Una sentenza in Cina riporta di moda il dibattito sui laojiao, i campi di lavoro; più di un anno fa, anche l’Italia ne fece la scoperta. Peccato che la l’informazione al riguardo venne macchiata da alcune inesattezze, nella fattispecie riportate da Roberto Saviano durante la trasmissione Rai «Quello (che) non». Oltre a raccontare di un paese che oggi non c’è più (nel quale a detta di Saviano si finisce nei campi di lavoro se si professa una religione o se si partorisce un secondo figlio) Saviano si concentrò sui cosiddetti laogai, raccontando la Cina di oggi sotto un’angolazione completamente errata.

I laogai, i campi di rieducazione dove vennero messi – senza alcuno scrupolo – nemici politici e dove vite vennero rovinate quando non spazzate completamente via, un vero e proprio obbrobrio storico, non esistono più. E’ dal 1997 che sono stati eliminati. Questo non significa che non esista qualcosa di simile, ma come al solito, la realtà è più complessa di un sermone in prima serata.

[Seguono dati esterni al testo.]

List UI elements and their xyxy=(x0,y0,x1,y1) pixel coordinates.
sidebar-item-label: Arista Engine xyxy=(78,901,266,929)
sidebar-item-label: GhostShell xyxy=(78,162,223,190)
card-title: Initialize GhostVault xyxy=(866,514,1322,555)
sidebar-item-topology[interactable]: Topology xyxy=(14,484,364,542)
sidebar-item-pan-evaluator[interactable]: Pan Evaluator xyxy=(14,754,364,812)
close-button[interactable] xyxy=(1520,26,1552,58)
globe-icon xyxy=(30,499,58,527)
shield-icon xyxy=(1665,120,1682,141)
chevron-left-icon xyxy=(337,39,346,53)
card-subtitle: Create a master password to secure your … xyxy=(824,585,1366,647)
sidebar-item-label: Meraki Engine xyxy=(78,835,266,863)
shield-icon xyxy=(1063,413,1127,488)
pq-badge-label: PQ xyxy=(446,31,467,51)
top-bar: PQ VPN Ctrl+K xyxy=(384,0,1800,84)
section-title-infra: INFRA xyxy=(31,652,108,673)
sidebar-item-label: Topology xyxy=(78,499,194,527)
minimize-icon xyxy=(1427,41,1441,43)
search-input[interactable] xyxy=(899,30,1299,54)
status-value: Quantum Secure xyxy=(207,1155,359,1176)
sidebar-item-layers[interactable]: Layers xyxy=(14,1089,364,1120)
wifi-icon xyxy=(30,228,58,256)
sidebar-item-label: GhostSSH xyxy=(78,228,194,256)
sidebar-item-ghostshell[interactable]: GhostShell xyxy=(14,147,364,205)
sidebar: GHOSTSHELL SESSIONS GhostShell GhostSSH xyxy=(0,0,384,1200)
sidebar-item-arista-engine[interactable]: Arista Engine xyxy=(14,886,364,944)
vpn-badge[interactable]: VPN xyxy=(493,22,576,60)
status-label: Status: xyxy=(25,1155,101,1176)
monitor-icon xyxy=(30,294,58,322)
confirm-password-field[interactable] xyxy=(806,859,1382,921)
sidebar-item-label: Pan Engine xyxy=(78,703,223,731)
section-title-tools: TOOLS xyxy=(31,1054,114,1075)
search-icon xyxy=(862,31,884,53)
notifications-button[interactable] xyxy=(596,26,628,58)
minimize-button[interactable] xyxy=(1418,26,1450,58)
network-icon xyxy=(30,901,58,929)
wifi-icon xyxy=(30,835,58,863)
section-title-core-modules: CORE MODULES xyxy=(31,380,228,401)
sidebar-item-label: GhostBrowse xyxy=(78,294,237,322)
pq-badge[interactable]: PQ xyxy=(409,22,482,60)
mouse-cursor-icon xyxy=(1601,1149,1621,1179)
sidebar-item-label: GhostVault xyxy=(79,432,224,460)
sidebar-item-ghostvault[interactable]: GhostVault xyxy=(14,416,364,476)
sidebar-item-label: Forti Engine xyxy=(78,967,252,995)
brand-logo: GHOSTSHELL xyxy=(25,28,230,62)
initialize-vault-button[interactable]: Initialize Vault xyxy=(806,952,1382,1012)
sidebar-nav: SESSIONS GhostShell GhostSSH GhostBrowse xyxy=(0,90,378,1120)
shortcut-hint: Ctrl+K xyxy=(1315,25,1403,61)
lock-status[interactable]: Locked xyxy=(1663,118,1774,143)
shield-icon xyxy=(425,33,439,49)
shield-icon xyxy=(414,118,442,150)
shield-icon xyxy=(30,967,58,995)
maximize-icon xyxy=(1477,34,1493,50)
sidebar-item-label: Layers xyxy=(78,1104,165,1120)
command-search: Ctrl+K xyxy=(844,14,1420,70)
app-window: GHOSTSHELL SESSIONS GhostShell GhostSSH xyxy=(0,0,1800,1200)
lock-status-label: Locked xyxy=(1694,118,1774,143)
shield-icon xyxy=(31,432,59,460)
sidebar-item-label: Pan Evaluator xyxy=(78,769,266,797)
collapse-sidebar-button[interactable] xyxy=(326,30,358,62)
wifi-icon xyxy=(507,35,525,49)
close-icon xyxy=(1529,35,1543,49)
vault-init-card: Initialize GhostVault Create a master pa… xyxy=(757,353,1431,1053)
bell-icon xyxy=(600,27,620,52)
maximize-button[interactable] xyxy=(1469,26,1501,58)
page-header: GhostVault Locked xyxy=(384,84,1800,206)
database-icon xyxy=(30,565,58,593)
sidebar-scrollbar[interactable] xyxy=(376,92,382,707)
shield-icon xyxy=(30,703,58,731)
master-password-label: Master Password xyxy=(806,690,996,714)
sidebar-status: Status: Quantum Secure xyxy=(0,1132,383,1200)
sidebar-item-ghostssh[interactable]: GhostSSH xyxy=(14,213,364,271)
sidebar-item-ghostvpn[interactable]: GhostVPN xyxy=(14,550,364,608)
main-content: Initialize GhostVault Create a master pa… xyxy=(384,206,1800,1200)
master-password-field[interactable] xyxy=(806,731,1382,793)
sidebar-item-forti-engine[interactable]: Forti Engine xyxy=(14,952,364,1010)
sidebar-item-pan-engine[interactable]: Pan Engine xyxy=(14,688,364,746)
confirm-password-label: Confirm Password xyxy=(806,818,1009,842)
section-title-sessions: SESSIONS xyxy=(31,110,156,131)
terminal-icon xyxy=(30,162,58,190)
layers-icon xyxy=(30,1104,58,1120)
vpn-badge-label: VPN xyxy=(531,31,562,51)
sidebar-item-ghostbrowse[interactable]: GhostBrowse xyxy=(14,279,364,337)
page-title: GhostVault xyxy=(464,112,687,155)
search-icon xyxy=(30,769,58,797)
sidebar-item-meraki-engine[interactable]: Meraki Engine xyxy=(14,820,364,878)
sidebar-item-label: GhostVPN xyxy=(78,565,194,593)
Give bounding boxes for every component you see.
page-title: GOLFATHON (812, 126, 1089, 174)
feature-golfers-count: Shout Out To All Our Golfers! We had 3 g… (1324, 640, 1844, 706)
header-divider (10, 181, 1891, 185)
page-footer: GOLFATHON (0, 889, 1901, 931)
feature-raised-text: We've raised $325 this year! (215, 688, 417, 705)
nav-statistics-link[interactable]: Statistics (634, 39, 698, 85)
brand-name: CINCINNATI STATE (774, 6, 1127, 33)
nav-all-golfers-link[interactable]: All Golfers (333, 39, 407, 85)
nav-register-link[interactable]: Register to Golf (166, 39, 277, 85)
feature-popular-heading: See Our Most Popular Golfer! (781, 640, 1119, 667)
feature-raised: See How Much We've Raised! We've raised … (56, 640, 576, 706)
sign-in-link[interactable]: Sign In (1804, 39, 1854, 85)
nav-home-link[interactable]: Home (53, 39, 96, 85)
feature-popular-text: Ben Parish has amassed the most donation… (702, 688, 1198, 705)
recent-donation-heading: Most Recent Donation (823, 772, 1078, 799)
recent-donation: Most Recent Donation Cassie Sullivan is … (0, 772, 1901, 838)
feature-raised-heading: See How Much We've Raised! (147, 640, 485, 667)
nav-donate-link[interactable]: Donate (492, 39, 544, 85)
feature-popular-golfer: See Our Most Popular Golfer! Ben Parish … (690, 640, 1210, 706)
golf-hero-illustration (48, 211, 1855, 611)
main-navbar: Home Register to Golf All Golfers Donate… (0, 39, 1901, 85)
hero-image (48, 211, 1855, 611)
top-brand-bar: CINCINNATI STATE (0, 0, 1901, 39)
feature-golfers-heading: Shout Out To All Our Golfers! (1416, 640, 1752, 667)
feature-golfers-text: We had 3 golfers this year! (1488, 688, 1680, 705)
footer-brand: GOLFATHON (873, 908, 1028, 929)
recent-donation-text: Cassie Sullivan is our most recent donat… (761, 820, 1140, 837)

I laojiao però non sono i laogai, ovvero i campi di lavoro forzati in cui venivano rinchiuse persone condannate penalmente. I laojiao, infatti, ricevono le persone condannate in via amministrativa o senza processo e sono ad oggi pieni di piccoli delinquenti, prostitute o semplici cittadini colpevoli solo di avere commesso un «errore», magari provando a denunciare il funzionario sbagliato. Si tratta – naturalmente – di un’istituzione fastidiosa. E’ uno scandalo che un paese come la Cina ancora oggi abbia questa istituzione, che fatto è un sopruso autoritario, per altro ben poco regolamentato dall’arretrato sistema giudiziario cinese. «Nella maggioranza dei casi – ha scritto in Crime, punishment and policing in China (2008) Borge Bakken dell’università di Hong Kong – i condannati sono posti nei campi di lavoro dalla polizia, senza neanche processo. L’amministrazione detentiva può durare fino a quattro anni”.
Contrariamente a quanto si pensi, e a quanto aveva raccontato Saviano, in Cina si discute molto più di quanto non accada in Italia, dove ci si perde dietro la rima dichiarazione ad effetto di un qualsiasi politico, e da tempo il laojiao è sotto la lente di attenzione di un dibattito che ne chiede apertamente l’abolizione. Recentemente un magazine, Lens, ha fatto uscire un reportage molto intenso sulle vittime di un laojiao e la stessa leadership si era detta disponibile a ripensare l’istituzione.
E in questi giorni un evento di cronaca ha fatto ritornare d’attualità il dibattito. Si tratta di una notizia che molti media internazionali hanno ripreso, perché è un avvenimento che potrebbe avere importanti ripercussioni. La storia coinvolge una donna, Tang Hui, nella foto, che l’anno scorso è stata condannata a diciotto mesi in un campo di lavoro.
La ragione? Aveva fatto una petizione in cui chiedeva pene severe per gli uomini che avevano rapito, violentato e obbligato a prostituirsi sua figlia di undici anni. All’epoca il caso divenne famoso in tutta la Cina e soprattutto sul web si aprirono discussioni e critiche agli organi giudiziari, di fronte ad un caso terribile.
Come racconta il Guardian, «lo scorso mese di gennaio, Tang ha citato in giudizio la Commissione del lavoro della città di Yongzhou chiedendo le scuse e un risarcimento, ma la causa è stata respinta quattro mesi dopo. Ha poi fatto appello al tribunale provinciale».
E ieri il giudice ha ordinato alla Commissione del lavoro di pagare a Tang 2941 RMB (circa 350 euro) per aver violato la sua libertà personale e per averle causato danni mentali, second quanto riferito dagli avvocati di Tang.
La sentenza è risultata importante, perché ad ora ha consentito di ritornare a parlare di laojiao e della necessità di una sua riforma, se proprio non sarà possibile una sua abolizione.